Leading bulker company bosses believe their market is headed for a continued upturn led by the capesize segment, which has had a strong start to the year.

“The fundamentals are extremely strong. And then you have inefficiencies, which right now are adding,” said Lars Christian Skarsgard, chief executive of Belships.

Skarsgard took part in a panel at the DNB Energy & Shipping Conference in Oslo, which shared the positive market outlook, with Panama Canal and Red Sea disruption and port inefficiencies helping drive rates up.

“I think we are gonna see the full effect of those inefficiencies in the month to come. It is gonna help tremendously tonne-miles for the industry,” said Christos Begleris co-chief financial officer at Star Bulk Carriers.

The low orderbook will support the markets long term, according to the panel.

“It is an extremely compelling supply side story,” Skarsgard said.

Herman Billung, chief executive of Himalaya Shipping, said: “You have fantastic visibility on the supply side. It is a supply story, I am not so worried about demand growth.”

Busy shipyards and high newbuildings prices have contributed to a limited orderbook.

“It will be very difficult to build that market to death anytime soon, which we in this industry are traditionally good at,” said Lars-Christian Svensen, chief executive of Golden Ocean.
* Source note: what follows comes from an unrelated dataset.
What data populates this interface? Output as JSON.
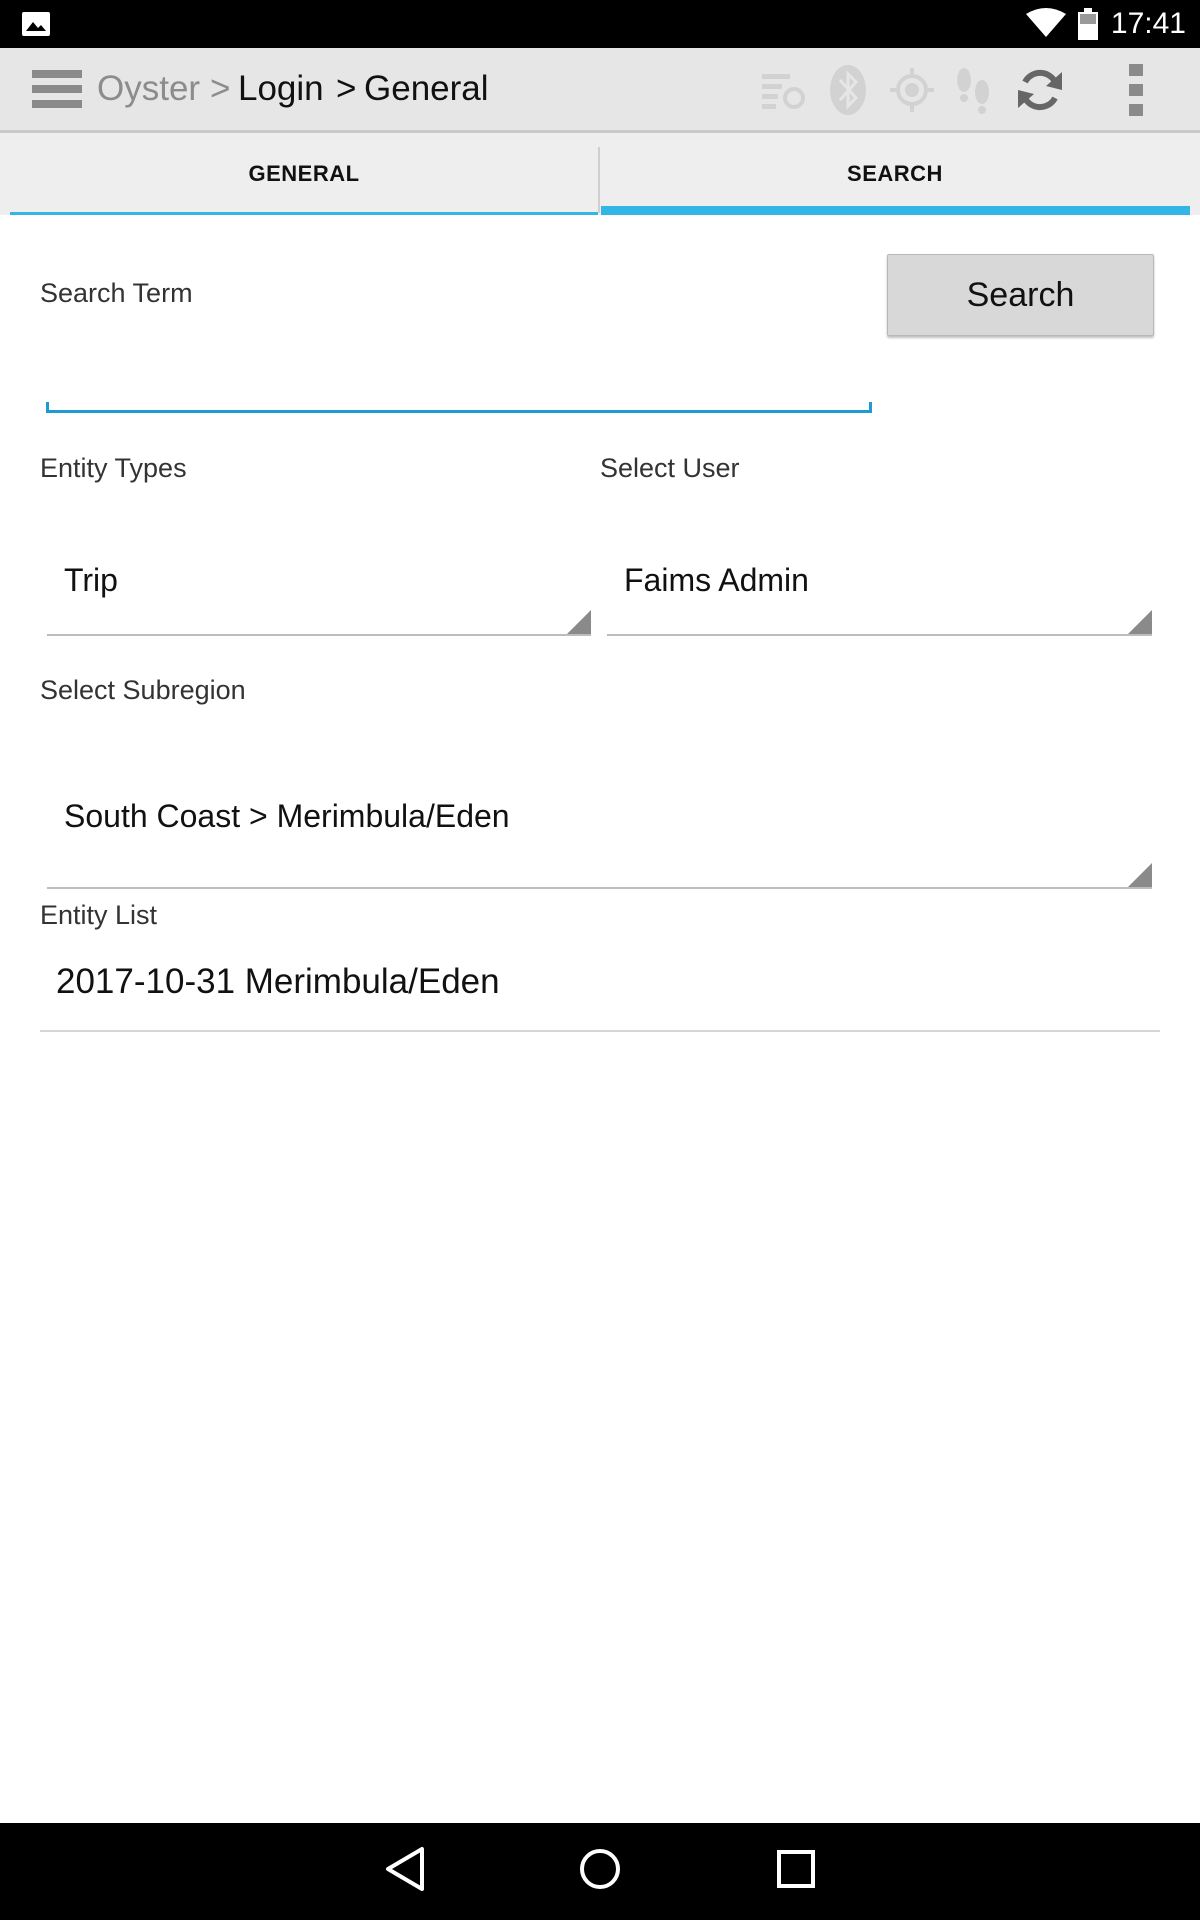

“The whole propulsion story is very much valid. Some are ordering dual-fuel LNG, others are ordering ammonia and methanol.

Christos Begleris, co-CFO of Star Bulk Carriers. Photo: Marine Money

“While others prefer to enjoy what we already have until there is a technology that we see, there is commercial scale [for] going forward,” Svensen said.

“People will hold on to their vessels as long as they can at this peak of the cycle. I don’t think you will see a rush to the scrapyards,” Svensen said.

Zero cover

But the low rate of scrapping will not have a big effect on the market, the panellists agreed.

Skarsgard said: “Historically you don’t see scrapping when rates are in super-profit territory. You can take the supply side and even take zero scrapping and it still looks good.”

At this stage of the cycle, it can be more profitable to keep vessels in the spot market, the panel said.

“We’re focusing on low cash breakeven to be able, like we did in Q1, to have zero cover going into Q1. We believed that the market was going to be strong. We were able to tilt the whole fleet in the spot market to fully capture it,” Svensen said.

“That’s a strategy we’re quite comfortable with. And we will continue with it going forward,” Svensen said.

Magnus Halvorsen, chief executive of 2020 Bulkers, said: “We’re gonna have all our vessels on spot from 1 April or on floating index-linked. I think that’s where we want to keep it now.”

The panel had different views on vessel values in the bulker segments.

TradeWinds has reported that Star Bulk recently sold the 175,100-dwt capesize Star Audrey (built 2011).

Star Bulk’s Begleris said: “In this market, we will not be buyers of secondhand vessels with cash. Average values are way above the historical average prices.

‘Asset values too low’

“In shipping, it is so important to be able to buy with cash at low prices.

“So in this market, we’re taking the opportunity to maybe divest the least energy-efficient vessels of the fleet. We have done this in the last month and feel good about it.”

Oslo-listed Belships owns ultramax and supramax vessels.

“With the change of the interest rate curve last year, I would argue that they are still low today,” Skarsgard said.

“Barring a recession and some increase in interest rates, I think asset values are too low today.

“Three things dictate that. It’s the rates themselves, the newbuildings costs and interest rates,” he said.